Eu confio no Senhor,
a minha alma confia na sua palavra.
A minha alma espera pelo Senhor,
mais do que as sentinelas pela aurora.
Mais do que as sentinelas pela aurora,
Israel espera pelo Senhor,
porque no Senhor está a misericórdia
e com Ele abundante redenção.
Ele há de libertar Israel
de todas as suas faltas.
Os salmos são a voz dos filhos diante da palavra dos pais (a Lei); os salmos (como os Profetas) são a palavra que já não apenas narra e faz memória dos acontecimentos passados da história bíblica (a Criação, os prodígios do Êxodo), mas clama pelo presente, pelos traços escondidos de Deus na história. A Bíblia não é apenas a história dos prodígios passados e das imagens fantásticas, mas é também o clamor, a dúvida, a prece do presente, das gerações que, como nós hoje, não assistiram a esses prodígios. Por isso o salmista está ao nosso lado, está na nossa voz, quando se encontra com as suas faltas, quando exprime uma espera, uma confiança, um desejo pela aurora (vivendo, por isso, de noite), quando reconhece no Senhor a misericórdia e a abundância da redenção – não só para aquele que deseja, como também para todo o Corpo, para a família, a comunidade, para Israel. É por isso que deseja. É por isso que espera.
Salmo 112
Louvai, servos do Senhor,
louvai o nome do Senhor.
Bendito seja o nome do Senhor,
agora e para sempre.
Desde o nascer ao pôr do sol,
seja louvado o nome do Senhor.
A nossa oração pode cingir-se à súplica, ao apresentar a Deus as necessidades, urgências e faltas que povoam os nossos dias. Aqui a dimensão do desejo que nos constitui fica retida na carência, no horizonte imediato, e sabemos como funciona o desejo: satisfeita uma exigência, de imediato surge outra. O desejo, como a oração ou a vida celebrativa, pode ficar retido em si, num círculo fechado de morte.

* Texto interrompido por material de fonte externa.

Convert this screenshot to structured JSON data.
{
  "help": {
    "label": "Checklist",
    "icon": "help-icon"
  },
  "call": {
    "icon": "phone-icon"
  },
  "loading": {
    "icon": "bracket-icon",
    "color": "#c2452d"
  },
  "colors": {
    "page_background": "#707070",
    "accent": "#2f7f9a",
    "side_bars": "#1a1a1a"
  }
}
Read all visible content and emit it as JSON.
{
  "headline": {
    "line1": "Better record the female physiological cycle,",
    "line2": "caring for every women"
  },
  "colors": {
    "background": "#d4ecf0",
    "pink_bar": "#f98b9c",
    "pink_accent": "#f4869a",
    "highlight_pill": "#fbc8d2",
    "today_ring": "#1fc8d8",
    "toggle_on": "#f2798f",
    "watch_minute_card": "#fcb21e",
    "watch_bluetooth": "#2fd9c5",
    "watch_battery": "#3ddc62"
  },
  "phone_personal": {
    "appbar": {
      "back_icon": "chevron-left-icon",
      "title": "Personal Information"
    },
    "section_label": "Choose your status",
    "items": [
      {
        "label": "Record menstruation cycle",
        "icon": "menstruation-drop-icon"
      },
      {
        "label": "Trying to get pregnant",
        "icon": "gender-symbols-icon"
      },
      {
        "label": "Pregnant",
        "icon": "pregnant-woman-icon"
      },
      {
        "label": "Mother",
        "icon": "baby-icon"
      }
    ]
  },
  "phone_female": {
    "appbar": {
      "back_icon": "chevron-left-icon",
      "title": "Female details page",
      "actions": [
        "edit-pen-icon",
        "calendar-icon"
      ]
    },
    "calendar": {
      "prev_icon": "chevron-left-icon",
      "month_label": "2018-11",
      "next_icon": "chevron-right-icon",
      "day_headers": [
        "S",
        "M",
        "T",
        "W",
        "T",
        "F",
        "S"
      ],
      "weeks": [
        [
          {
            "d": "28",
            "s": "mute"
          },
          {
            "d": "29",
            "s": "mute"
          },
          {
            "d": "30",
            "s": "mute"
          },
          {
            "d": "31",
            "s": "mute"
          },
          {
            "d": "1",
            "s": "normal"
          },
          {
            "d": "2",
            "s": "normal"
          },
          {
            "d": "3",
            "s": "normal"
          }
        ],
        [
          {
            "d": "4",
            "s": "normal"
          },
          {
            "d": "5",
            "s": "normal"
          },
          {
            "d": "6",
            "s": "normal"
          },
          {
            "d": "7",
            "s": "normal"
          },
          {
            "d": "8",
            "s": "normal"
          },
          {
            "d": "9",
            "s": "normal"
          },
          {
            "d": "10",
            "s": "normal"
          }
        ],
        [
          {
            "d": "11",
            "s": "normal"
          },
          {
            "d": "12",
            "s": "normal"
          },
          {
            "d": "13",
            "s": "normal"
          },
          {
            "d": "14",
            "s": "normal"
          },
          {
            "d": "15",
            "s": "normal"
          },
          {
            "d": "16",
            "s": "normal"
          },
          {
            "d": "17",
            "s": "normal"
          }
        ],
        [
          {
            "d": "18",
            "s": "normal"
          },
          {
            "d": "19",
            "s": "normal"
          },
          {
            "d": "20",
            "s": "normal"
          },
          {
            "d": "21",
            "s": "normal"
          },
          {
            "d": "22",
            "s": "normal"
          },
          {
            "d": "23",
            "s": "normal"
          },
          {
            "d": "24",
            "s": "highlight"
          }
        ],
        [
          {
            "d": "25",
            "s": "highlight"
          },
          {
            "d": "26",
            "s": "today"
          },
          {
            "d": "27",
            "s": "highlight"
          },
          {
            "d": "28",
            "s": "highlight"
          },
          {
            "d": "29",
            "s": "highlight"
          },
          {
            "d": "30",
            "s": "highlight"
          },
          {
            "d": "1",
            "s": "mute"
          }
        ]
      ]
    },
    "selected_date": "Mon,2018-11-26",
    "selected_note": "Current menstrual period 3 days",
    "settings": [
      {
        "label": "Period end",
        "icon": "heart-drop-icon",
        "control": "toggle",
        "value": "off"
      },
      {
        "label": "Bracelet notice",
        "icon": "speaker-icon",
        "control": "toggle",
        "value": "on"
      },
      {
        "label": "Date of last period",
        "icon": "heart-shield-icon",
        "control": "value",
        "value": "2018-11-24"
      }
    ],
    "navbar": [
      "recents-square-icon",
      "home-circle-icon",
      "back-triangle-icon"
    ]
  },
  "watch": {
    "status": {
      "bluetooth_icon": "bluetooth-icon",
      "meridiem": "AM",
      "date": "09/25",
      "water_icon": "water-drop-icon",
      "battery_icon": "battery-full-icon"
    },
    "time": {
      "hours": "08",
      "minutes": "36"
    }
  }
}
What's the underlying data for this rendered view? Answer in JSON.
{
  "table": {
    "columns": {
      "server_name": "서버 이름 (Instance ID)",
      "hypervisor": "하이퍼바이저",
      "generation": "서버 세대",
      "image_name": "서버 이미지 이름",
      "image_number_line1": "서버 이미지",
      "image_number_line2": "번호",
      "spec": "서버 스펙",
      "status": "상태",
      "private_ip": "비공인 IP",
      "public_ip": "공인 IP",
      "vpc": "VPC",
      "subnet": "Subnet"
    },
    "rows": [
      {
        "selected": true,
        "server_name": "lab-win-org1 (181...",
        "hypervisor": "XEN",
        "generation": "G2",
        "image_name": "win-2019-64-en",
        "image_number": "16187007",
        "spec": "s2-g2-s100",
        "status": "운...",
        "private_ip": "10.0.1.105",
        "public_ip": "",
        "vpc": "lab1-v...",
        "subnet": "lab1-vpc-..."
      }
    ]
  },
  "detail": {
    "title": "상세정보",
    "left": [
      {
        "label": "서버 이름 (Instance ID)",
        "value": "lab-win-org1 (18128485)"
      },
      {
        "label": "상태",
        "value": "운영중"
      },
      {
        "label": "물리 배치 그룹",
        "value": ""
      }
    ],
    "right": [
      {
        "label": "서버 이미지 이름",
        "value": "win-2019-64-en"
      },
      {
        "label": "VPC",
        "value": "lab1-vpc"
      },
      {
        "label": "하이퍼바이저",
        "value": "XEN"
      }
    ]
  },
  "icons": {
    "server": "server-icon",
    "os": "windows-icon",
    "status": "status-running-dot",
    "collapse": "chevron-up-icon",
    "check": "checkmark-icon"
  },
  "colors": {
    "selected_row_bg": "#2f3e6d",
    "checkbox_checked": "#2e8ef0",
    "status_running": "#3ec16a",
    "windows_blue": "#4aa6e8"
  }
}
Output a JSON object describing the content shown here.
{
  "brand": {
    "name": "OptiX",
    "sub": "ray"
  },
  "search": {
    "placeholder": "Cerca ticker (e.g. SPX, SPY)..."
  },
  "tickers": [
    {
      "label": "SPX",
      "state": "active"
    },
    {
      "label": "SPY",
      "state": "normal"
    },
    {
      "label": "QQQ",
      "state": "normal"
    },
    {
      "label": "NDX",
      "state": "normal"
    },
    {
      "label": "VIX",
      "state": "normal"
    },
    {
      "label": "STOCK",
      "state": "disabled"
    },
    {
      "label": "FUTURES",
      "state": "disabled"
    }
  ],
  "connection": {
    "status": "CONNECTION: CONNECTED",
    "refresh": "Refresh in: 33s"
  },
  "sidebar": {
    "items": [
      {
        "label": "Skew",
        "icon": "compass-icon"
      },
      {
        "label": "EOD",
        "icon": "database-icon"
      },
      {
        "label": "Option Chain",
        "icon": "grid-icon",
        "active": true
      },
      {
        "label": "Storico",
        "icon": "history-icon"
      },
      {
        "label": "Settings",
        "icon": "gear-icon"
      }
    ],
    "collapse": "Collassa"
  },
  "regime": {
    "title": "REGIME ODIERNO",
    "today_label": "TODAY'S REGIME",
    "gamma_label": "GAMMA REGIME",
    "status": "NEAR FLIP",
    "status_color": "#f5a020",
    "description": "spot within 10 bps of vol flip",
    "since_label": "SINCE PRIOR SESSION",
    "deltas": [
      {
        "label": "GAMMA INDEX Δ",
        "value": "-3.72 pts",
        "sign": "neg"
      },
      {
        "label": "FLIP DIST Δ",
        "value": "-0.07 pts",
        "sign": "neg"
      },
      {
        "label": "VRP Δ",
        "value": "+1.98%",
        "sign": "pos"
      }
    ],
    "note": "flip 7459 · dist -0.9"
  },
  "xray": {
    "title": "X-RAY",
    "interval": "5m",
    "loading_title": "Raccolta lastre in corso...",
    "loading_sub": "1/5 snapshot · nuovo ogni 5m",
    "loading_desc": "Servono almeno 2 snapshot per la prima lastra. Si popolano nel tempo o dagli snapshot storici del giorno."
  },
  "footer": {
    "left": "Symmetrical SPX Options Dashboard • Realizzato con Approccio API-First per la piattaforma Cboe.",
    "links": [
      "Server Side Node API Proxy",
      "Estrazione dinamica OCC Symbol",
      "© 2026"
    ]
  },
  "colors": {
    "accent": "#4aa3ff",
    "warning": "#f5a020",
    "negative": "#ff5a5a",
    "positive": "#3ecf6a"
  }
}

Por isso os salmos convidam ao louvor. Também a súplica e o lamento formam parte da sua linguagem, mas envolvidos, no início e no final, pelo louvor. O louvor – ainda que pelas palavras de um outro, do salmista e da comunidade que integrou esse património espiritual – constitui o ponto de partida, a pausa de respiro que faz sair o crente, ainda que por um momento, da sua situação de aflição ou de tristeza. Converte-se assim o louvor em princípio de libertação, em situar a própria dignidade daquele que ora: sim, o sofrimento não define quem sou, a tristeza não mergulha a minha alma.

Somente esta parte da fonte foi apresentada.